De vierde grief Van de Commissie wordt niet ondersteund door cijfermateriaal met betrekking tot de onderzoekkosten die in andere Lid-Staten in vergelijkbare gevallen in rekening worden gebracht. Onder deze omstandigheden en omdat de Commissie niet gesteld heeft, dat de (ook ten opzichte van Franse fabrikanten toegepaste) tarieven meer dan kostendekkend zouden zijn, zal naar mijn oordeel ook deze grief moeten worden verworpen. Het probleem van een bevredigende regeling van de aan dergelijke kostenvergoedingen ongetwijfeld verbonden invoerbeperkende gevolgen voor ver afgelegen fabrikanten van machines die op praktische gronden slechts ter plaatse van vestiging van de fabrikant kunnen worden onderzocht, zal naar mijn oordeel slechts door de gemeenschapswetgever kunnen worden opgelost. Daarbij zou ook gedacht kunnen worden aan overneming van voor land-bouwprodukten reeds geldende regelingen, die onderzoek in het uitvoerland op grond van de eisen van het invoerland mogelijk maken. In Uw rechtspraak heb ik geen grondslag kunnen vinden voor een ander standpunt, waarbij ik met name denk aan rechtsoverweging 18 van Uw geciteerde arrest in de zaak De Peyper. Op zich zelf ben ik wel met de door de Commissie geciteerde Franse beroepsorganisatie van oordeel, dat een kostenregeling die in een gemeenschappelijke markt van tien, straks twaalf Lid-Staten, voor fabrikanten die op de gehele gemeenschappelijke markt willen verkopen, tien of twaalf maal dergelijke kosten zou kunnen medebrengen, in strijd is met de doelstellingen van een gemeenschappelijke markt. Als opgemerkt kan dit probleem echter naar mijn oordeel door Uw Hof hoogstens gedeeltelijk worden opgelost en dan op grond van vergelijkende gegevens uit alle Lid-Staten, die in casu niet zijn verschaft.

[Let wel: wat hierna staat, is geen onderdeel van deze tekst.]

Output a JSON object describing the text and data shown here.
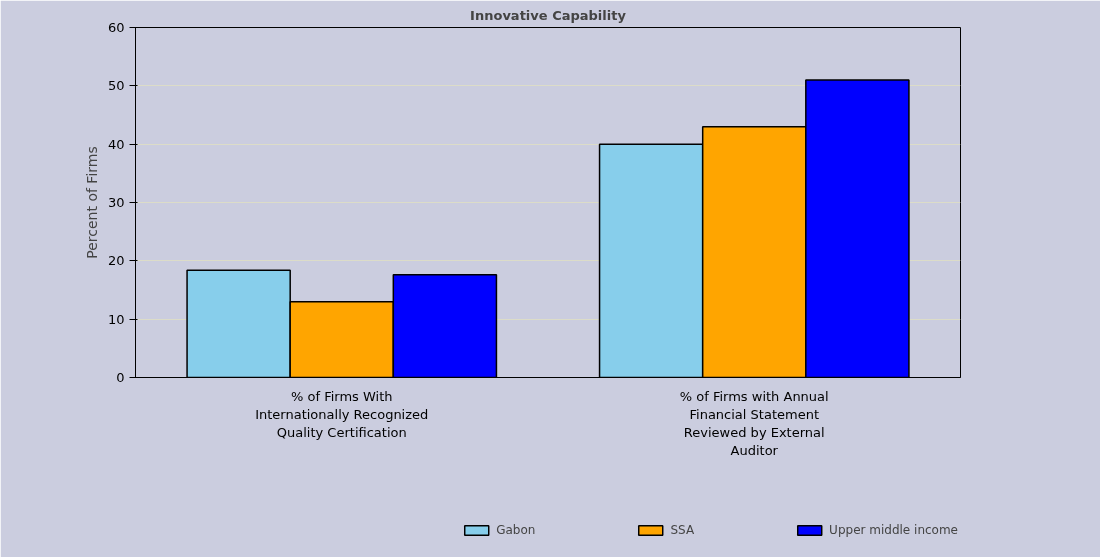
{
  "chart_data": {
    "type": "bar",
    "title": "Innovative Capability",
    "ylabel": "Percent of Firms",
    "categories": [
      "% of Firms With\nInternationally Recognized\nQuality Certification",
      "% of Firms with Annual\nFinancial Statement\nReviewed by External\nAuditor"
    ],
    "series": [
      {
        "name": "Gabon",
        "color": "#87ceeb",
        "values": [
          18.4,
          40
        ]
      },
      {
        "name": "SSA",
        "color": "#ffa500",
        "values": [
          13,
          43
        ]
      },
      {
        "name": "Upper middle income",
        "color": "#0000ff",
        "values": [
          17.6,
          51
        ]
      }
    ],
    "ylim": [
      0,
      60
    ],
    "yticks": [
      0,
      10,
      20,
      30,
      40,
      50,
      60
    ],
    "grid": "y",
    "legend": "bottom"
  }
}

De vijfde grief van de Commissie is naar mijn oordeel weer zodanig verbonden met het onjuist bevonden uitgangspunt van haar eerste grief, dat zij eveneens moet worden verworpen.

Mijn bevindingen sluiten uiteraard niet uit, dat in bepaalde soorten individuele gevallen Uw Hof in een prejudiciële procedure tot strijd met het gemeenschapsrecht zou kunnen concluderen.

De kostenregeling

Hoewel ik op grond van deze beoordeling van de grieven van de Commissie zal concluderen tot verwerping van het beroep, meen ik dat Frankrijk op grond van artikel 69, § 3, tweede alinea, wel in de kosten van het geding moet worden veroordeeld. Door gebrek aan medewerking in de administratieve fase van de procedure, heeft de Franse regering stellig een buitengerechtelijke afdoening van het geschil verhinderd en daardoor voor de Commissie kosten veroorzaakt, die vergeefs zijn aangewend. Dit verzuim van de Franse regering acht ik des te ernstiger, nu de aanzienlijke verscherping van de handelsbelemmeringen die onbestreden het gevolg was van de onderhavige nieuwe voorschriften, op grond van de technische gecompliceerdheid van deze voorschriften in eerste instantie naar haar aard gemakkelijker in overleg op deskundigenniveau dan door Uw Hof kon worden getoetst en zo mogelijk verminderd.

Conclusie

Concluderend stel ik U voor:

  1. het beroep van de Commissie te verwerpen,

  2. de Franse Republiek in de kosten van het geding te verwijzen.